Co zadecydowało, że wybrał Pan kurs organizowany przez KIDP?
– Sprawdziłem różne oferty na rynku, a kurs KIDP miał bardzo dobre opinie. Przekonało mnie również to, że prowadzący to doświadczeni doradcy podatkowi oraz członkowie samorządu doradców podatkowych – jeśli się uczyć, to właśnie od nich. Taka formuła nauki jaką proponuje Krajowa Izba Doradców Podatkowych w moim przypadku sprawdziła się doskonale.
A co było najtrudniejszą częścią egzaminu?

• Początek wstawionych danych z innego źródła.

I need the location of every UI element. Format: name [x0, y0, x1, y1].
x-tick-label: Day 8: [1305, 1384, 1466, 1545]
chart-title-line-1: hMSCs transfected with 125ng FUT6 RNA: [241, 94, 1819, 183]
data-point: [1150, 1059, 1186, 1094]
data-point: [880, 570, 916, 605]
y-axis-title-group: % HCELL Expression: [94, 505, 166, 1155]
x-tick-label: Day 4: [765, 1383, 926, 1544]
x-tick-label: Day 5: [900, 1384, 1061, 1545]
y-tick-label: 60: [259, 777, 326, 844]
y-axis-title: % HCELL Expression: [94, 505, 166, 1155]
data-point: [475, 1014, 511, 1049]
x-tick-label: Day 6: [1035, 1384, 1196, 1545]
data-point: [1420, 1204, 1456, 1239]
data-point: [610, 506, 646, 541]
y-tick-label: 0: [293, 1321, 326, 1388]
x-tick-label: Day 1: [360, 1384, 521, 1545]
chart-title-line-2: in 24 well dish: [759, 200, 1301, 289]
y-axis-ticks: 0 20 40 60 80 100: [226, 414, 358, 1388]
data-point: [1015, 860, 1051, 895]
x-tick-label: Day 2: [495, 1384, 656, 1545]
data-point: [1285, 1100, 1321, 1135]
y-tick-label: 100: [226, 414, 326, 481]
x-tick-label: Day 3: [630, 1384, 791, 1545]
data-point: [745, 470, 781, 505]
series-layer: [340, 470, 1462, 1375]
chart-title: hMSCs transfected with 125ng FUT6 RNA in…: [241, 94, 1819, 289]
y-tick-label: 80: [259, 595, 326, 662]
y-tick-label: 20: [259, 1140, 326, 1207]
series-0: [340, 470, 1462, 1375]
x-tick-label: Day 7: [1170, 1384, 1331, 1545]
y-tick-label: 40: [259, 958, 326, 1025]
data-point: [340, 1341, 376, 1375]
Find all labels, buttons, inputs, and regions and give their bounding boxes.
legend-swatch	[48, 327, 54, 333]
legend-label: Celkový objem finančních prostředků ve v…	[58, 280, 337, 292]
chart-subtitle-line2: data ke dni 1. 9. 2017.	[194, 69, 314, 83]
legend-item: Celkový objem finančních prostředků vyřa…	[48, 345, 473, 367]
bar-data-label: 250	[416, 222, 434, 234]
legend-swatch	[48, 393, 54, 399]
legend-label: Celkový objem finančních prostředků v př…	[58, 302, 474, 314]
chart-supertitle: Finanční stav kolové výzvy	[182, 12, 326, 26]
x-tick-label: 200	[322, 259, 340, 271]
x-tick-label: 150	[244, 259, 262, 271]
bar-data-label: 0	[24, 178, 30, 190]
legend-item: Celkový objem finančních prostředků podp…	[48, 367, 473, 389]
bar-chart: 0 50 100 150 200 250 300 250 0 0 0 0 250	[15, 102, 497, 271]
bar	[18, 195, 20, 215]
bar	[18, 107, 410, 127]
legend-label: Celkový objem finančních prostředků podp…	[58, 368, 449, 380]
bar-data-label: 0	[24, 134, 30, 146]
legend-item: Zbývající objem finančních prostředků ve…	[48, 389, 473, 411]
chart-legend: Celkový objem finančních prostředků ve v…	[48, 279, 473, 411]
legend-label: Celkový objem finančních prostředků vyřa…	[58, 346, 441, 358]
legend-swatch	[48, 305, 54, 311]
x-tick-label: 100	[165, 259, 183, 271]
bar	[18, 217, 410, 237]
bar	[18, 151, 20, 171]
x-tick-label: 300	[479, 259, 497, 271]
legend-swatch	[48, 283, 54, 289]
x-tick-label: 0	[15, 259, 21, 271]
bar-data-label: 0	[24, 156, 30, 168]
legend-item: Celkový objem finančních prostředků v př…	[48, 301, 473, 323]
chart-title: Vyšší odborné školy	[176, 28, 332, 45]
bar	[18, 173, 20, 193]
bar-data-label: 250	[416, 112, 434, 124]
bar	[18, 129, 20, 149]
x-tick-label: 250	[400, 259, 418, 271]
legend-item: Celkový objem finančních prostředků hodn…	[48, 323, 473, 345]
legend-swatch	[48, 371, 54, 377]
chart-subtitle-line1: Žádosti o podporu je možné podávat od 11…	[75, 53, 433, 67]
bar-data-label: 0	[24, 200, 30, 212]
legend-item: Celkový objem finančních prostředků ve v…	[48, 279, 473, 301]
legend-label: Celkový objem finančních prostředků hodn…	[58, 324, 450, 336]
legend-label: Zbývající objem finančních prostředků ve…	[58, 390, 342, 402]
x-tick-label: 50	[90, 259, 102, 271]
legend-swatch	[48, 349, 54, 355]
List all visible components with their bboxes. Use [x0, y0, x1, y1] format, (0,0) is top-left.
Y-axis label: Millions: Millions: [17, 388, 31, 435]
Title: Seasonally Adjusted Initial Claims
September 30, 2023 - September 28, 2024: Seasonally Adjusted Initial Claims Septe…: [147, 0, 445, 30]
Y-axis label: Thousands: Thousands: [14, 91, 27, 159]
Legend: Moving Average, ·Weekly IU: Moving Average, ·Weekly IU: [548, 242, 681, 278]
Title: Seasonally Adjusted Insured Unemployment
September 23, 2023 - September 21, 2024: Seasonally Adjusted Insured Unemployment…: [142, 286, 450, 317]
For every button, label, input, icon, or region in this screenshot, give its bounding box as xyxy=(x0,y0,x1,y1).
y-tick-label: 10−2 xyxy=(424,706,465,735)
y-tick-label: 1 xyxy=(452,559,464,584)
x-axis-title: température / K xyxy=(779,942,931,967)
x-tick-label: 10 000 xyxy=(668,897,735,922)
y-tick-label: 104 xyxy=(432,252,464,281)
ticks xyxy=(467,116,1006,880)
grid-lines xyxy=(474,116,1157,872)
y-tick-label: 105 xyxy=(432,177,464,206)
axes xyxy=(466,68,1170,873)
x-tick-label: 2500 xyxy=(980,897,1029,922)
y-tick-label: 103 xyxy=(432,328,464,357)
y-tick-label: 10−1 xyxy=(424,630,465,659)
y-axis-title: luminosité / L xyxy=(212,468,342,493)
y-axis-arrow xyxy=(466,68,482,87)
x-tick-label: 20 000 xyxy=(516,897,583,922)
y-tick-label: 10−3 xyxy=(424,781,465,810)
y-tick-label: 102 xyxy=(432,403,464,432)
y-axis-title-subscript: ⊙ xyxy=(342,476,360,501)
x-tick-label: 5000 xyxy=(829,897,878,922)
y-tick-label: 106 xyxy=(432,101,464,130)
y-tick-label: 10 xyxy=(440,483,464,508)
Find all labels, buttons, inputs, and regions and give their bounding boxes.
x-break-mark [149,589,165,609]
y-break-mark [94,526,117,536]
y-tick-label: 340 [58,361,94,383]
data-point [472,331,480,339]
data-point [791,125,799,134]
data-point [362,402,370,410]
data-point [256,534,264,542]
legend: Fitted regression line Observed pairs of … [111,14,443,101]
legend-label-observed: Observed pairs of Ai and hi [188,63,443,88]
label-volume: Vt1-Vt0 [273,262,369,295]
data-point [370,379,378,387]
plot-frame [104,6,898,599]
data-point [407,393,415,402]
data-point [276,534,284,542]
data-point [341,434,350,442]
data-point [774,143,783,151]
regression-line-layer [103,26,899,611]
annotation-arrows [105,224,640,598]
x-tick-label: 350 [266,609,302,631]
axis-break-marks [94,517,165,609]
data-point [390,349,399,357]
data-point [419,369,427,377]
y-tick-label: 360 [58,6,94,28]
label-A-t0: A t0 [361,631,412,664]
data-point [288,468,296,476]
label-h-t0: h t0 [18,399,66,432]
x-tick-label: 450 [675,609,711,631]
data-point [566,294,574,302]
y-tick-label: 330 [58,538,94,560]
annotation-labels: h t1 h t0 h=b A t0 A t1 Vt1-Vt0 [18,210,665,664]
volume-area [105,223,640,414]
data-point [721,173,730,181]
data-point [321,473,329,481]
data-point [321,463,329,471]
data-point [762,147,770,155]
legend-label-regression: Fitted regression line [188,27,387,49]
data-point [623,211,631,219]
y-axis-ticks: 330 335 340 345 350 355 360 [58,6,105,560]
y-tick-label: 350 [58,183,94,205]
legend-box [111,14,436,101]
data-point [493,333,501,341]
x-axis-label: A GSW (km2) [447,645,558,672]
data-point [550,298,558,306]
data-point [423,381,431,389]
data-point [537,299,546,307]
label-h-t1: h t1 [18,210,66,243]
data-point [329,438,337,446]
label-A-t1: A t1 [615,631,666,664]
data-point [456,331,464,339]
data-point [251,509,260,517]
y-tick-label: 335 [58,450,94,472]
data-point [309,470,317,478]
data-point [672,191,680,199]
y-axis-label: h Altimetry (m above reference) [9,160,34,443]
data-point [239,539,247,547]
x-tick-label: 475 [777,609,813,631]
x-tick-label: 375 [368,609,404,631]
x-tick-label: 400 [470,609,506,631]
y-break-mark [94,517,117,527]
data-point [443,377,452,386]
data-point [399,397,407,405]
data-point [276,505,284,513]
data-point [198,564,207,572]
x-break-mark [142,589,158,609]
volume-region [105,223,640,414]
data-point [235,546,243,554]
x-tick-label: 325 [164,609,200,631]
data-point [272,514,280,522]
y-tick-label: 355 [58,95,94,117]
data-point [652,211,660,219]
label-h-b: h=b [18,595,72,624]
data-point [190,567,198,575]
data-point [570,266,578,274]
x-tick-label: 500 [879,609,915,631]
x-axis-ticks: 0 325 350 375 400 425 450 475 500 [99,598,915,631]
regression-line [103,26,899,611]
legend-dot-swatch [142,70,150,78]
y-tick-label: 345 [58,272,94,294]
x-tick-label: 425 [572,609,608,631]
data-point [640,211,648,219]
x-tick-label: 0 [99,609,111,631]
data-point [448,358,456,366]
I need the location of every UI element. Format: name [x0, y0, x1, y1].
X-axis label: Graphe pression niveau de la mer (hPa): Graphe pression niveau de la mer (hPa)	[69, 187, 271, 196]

– Sama formuła egzaminu państwowego na doradcę podatkowego jest bardzo wymagająca. Jak wspominałem wcześniej, skończyłem prawo na Uniwersytecie Jagiellońskim, a ta uczelnia od lat systematycznie odchodzi od egzaminów ustnych. Myślę, że taka forma – egzaminu ustnego była dość wymagająca i stanowiła wyzwanie. To rodzaj pewnego wystąpienia publicznego, z czym wiąże się dodatkowa trema. Dużo prostsza była część pisemna, do rozwiązywania kazusów przyzwyczaiłem się na studiach i nie stanowiło to problemu.
Jakie są Pana dalsze plany zawodowe po uzyskaniu tytułu i uprawnień doradcy podatkowego?– Na pewno chcę dalej zajmować się podatkami. W mojej bieżącej pracy, najczęściej mam do czynienia z podatkiem CIT – to także dziedzina, w której czuję się najlepiej. Dlatego, choć w tym momencie zajmuję się ogólną praktyka podatkową, to w przyszłości chciałbym się wyspecjalizować w podatku dochodowym od osób prawnych. Ale daję sobie jeszcze czas na podjęcie takiej decyzji.
Życzymy powodzenia i dziękujemy za rozmowę!
Patryk Zawada – radca prawny, absolwent Uniwersytetu Jagiellońskiego. 11 stycznia 2024 złożył ślubowanie zostając doradcą podatkowym nr 14638. Mieszka i pracuje w Skawinie.